Happy Lawyers in New York and London
posted by Frank Pasquale
It’s a big day for news stories on the life of lawyers. First, the NYT says that many law firms are starting to permit associates more flexible schedules. (There’s a nice summary and commentary on the article by David Lat.) Second, the London Times reports on some young lawyers who are happy because either a) they are in an interesting practice or b) a legal career lets them pursue the avocations they love. (The piece resonates with me because I have a friend from law school (Joanna Norland) who’s both an excellent tax attorney in London and an award-winning playwright. . . . I don’t know how she does it, but having amazing energy and smarts must help.)
The pieces also reminded me of some reflections on Russ Muirhead’s Just Work, which I’ll put below the jump.

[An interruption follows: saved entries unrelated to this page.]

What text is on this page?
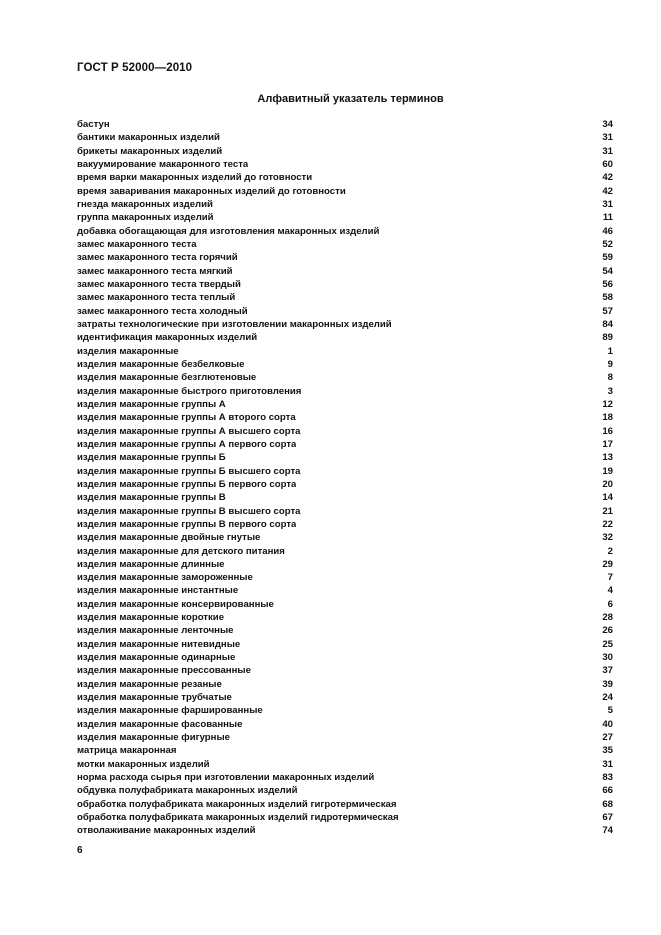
ГОСТ Р 52000—2010
Алфавитный указатель терминов
бастун	34
бантики макаронных изделий	31
брикеты макаронных изделий	31
вакуумирование макаронного теста	60
время варки макаронных изделий до готовности	42
время заваривания макаронных изделий до готовности	42
гнезда макаронных изделий	31
группа макаронных изделий	11
добавка обогащающая для изготовления макаронных изделий	46
замес макаронного теста	52
замес макаронного теста горячий	59
замес макаронного теста мягкий	54
замес макаронного теста твердый	56
замес макаронного теста теплый	58
замес макаронного теста холодный	57
затраты технологические при изготовлении макаронных изделий	84
идентификация макаронных изделий	89
изделия макаронные	1
изделия макаронные безбелковые	9
изделия макаронные безглютеновые	8
изделия макаронные быстрого приготовления	3
изделия макаронные группы А	12
изделия макаронные группы А второго сорта	18
изделия макаронные группы А высшего сорта	16
изделия макаронные группы А первого сорта	17
изделия макаронные группы Б	13
изделия макаронные группы Б высшего сорта	19
изделия макаронные группы Б первого сорта	20
изделия макаронные группы В	14
изделия макаронные группы В высшего сорта	21
изделия макаронные группы В первого сорта	22
изделия макаронные двойные гнутые	32
изделия макаронные для детского питания	2
изделия макаронные длинные	29
изделия макаронные замороженные	7
изделия макаронные инстантные	4
изделия макаронные консервированные	6
изделия макаронные короткие	28
изделия макаронные ленточные	26
изделия макаронные нитевидные	25
изделия макаронные одинарные	30
изделия макаронные прессованные	37
изделия макаронные резаные	39
изделия макаронные трубчатые	24
изделия макаронные фаршированные	5
изделия макаронные фасованные	40
изделия макаронные фигурные	27
матрица макаронная	35
мотки макаронных изделий	31
норма расхода сырья при изготовлении макаронных изделий	83
обдувка полуфабриката макаронных изделий	66
обработка полуфабриката макаронных изделий гигротермическая	68
обработка полуфабриката макаронных изделий гидротермическая	67
отволаживание макаронных изделий	74
6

Reviewing Muirhead’s philosophical take on modern-day work, Gilbert Meilaender observes:
If one asks too much personal fulfillment from work, one raises the bar so high that no work can satisfy us. And then, positioned to be disappointed, we miss the genuine, if limited, ways in which work can still be meaningful and worthwhile.
Muirhead’s own attempt to give meaning to work without inflating our expectations comes from development of the idea of goods internal to a “practice.” . . . [Muirhead] show[s] how sometimes goods can be embedded within work itself and not simply imposed from the outside . . . . Nevertheless, Muirhead has to grant that there is much work that must be done but which, lacking internal goods, cannot really be understood as a practice. So the tension between the social and the personal in the concept of “fitting work” remains and cannot be fully overcome. A sober realization of this truth is perhaps the best lesson Muirhead has to teach his readers.
So expect those spirited comment threads at Above the Law to continue, no matter how much law firms try to improve their employees’ lot.